Сагалович собственноручно подсаживал каждую из школьниц, их тела тряслись от страха. Девочки готовы были расплакаться, но все же исполняли то, что от них требовалось.
Роман в душе ликовал: «Такие лица! Если Паша упустит, его убить будет мало!»
Девочки стояли на узком парапете. Вниз уходила отвесная стена восемнадцатиэтажного дома, их тела золотило заходящее солнце. Им казалось, что в этот момент весь мир смотрит на них. Паша снимал. Они вцепились друг в дружку, боясь, что сейчас налетит ветер и сдует их с крыши.
– А теперь медленно приседаем, словно вы собрались прыгать, – шептал Роман Сагалович замогильным голосом. Он сам был заворожен этой сценой.
Девочки медленно присели. Паша крикнул:
– Готово!
Тут же Сагалович с Кармановым сняли трясущихся от страха школьниц с парапета. Девочки и сами не верили, что были способны двадцать секунд стоять на парапете над пропастью.
– Ну вот, а вы боялись, – ласково произносил Сагалович. – Все теперь хорошо, съемки окончены. Фильм получился, мойтесь.
Мыться пришлось, поливая себя из больших пластиковых бутылок минералкой, успевшей согреться за день.
Наконец Алиса, Маша и Вероника обсохли на ветру. Оделись. Сагалович терпеливо ожидал их, сидя на коврике рядом со сценаристом. Девочки боялись заводить разговор о деньгах.
– Ну что ж, вы сегодня честно поработали, – Роман полез в карман, вытащил портмоне. Делал это он медленно, подчеркивая важность момента. – За сегодняшний день каждая из вас заработала по пятьдесят долларов, – произнес он и подумал: боже, за какие копейки они работают!
– Спасибо, – произнесла Вероника, принимая пятидесятку и тут же заворачивая ее в фольгу от шоколадки.
– Спасибо, – поблагодарили режиссера Алиса и Маша.
Деньги девочки прятали старательно, на самое дно джинсовых карманов.
– Все, – улыбнулся им режиссер, – можете быть свободны. Всем спасибо.
– Вы нам обещали… – промямлила Вероника.
– Что? – насторожился Сагалович, боясь, что разговор зайдет о деньгах, а он, как человек слабохарактерный, не выдержит и заплатит еще по пятьдесят.
– Вы обещали перед самыми съемками, что фильм, который вы сделаете, будет продаваться только на Западе, что в России его никто не увидит.
– Да, обещал.
– Проследите, – вполне серьезно попросила Алиса, – чтобы так оно и было, – здесь нас узнать могут. Роман засмеялся:
– Это я вам обещаю.
– Еще съемки будут? – спросила Маша.
– Тебе понравилось? – с трудом выдавил из себя Сагалович.
– Нет, деньги нужны.
– Честно скажу, девочки, не знаю. Если вы мне понадобитесь, я вас найду, ваши телефончики у меня есть.

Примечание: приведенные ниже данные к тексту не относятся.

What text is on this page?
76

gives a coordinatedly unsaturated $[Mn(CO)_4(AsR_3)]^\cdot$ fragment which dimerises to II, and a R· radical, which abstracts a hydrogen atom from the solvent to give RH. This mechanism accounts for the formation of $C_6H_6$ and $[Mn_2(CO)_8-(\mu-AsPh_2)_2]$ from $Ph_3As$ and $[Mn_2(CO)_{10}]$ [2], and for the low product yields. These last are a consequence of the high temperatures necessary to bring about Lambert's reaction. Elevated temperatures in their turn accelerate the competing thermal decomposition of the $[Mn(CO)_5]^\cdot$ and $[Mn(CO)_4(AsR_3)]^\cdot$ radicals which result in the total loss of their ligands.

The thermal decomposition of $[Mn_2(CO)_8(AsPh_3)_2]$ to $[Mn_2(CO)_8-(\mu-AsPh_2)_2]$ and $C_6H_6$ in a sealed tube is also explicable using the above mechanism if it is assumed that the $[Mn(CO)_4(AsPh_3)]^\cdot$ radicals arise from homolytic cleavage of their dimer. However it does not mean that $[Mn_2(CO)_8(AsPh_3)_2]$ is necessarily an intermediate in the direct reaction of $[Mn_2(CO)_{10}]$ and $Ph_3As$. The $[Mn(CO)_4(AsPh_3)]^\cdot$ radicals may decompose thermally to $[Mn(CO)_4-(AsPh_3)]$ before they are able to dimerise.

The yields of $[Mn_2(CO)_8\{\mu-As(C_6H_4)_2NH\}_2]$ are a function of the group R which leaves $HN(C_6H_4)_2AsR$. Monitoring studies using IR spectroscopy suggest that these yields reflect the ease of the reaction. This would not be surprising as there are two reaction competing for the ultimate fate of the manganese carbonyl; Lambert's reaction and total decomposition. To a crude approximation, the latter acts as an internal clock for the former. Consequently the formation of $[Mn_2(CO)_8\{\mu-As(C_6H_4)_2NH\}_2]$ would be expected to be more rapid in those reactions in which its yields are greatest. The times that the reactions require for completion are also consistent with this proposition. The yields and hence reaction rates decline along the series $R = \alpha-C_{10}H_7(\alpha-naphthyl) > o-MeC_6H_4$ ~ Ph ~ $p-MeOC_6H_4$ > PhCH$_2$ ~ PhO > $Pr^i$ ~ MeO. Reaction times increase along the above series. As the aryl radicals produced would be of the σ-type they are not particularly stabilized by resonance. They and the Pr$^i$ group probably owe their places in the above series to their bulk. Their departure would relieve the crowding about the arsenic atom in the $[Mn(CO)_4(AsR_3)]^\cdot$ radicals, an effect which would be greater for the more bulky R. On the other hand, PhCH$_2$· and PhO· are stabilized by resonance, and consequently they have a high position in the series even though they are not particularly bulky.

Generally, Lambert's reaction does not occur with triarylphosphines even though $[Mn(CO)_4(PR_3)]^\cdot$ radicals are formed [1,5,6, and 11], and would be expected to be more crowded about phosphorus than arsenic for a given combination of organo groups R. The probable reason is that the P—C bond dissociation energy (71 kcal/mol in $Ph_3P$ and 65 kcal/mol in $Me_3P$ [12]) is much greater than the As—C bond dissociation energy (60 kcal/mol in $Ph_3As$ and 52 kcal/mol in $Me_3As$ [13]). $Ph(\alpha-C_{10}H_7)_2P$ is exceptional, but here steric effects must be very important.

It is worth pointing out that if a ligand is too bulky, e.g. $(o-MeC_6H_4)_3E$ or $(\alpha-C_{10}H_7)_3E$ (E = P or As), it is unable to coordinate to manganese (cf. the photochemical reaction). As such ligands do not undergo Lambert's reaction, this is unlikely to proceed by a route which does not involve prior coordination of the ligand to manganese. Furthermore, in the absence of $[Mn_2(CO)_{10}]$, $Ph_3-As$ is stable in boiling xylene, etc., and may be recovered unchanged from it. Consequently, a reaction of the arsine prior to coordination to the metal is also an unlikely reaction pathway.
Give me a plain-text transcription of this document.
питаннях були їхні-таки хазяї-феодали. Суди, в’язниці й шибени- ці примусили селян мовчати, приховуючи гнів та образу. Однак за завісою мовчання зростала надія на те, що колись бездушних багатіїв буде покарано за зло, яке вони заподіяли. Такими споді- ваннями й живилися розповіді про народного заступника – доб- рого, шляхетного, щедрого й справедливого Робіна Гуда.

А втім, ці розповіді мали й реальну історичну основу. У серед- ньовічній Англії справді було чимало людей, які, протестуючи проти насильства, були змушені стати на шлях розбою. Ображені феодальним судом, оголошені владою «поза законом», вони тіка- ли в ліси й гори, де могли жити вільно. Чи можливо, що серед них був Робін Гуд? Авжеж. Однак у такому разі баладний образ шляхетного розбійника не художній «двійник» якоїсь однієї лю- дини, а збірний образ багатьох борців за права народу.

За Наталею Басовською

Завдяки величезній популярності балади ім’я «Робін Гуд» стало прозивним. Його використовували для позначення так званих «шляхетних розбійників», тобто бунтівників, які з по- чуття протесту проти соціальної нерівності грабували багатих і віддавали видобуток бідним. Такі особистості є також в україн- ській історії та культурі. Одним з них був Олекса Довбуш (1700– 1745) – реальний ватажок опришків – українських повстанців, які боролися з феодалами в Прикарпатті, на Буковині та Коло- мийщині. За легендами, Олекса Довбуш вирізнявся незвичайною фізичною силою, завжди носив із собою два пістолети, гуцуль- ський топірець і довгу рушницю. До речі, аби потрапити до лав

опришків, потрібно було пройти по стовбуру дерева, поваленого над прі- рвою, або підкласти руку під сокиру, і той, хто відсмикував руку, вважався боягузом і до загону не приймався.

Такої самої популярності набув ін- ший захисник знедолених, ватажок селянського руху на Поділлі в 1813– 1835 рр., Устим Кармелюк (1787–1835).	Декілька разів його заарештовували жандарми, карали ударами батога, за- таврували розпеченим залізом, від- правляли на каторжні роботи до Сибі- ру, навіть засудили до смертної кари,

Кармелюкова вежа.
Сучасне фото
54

– Может, вы нам свой дадите? – робко попросила Вероника.
– Нет, нельзя, – обрезал ее Сагалович. – И помните, никому не рассказывать о том, что мы делали, потому как меня в тюрьму посадят, а вас в колонию отправят для малолеток. А там придется делать то же самое, только уже без денег.
– Ясно, – вздохнула Вероника.
– Сами домой доберетесь или подвезти?
– Нет, нас подвозить не надо. Еще родители увидят, спрашивать начнут, с кем это мы в машине катаемся.
– Да, понимаю, вам репутацию портить нельзя. Вам еще жить, учиться, замуж выходить, детей рожать. Школьницы сдержанно захихикали:
– Мы же не взаправду все делали, мы актрисы.
– Конечно, – тут же согласился Сагалович, – вы актрисы, вы роли играли. Это искусство. Секс за деньги – это совсем другое дело, это проституция. А тут искусство.
«Какую чушь я несу, – думал он, – себя убеждаю, что занимаюсь искусством, несовершеннолетних девочек втянул в съемки порнофильма… Но жить-то как-то надо. Кино – единственная моя профессия, и, если есть спрос на порнографию, его кто-то должен удовлетворять. Пусть лучше порнофильм будет сделан руками мастера, чем недоучки, пришедшего из подворотни.»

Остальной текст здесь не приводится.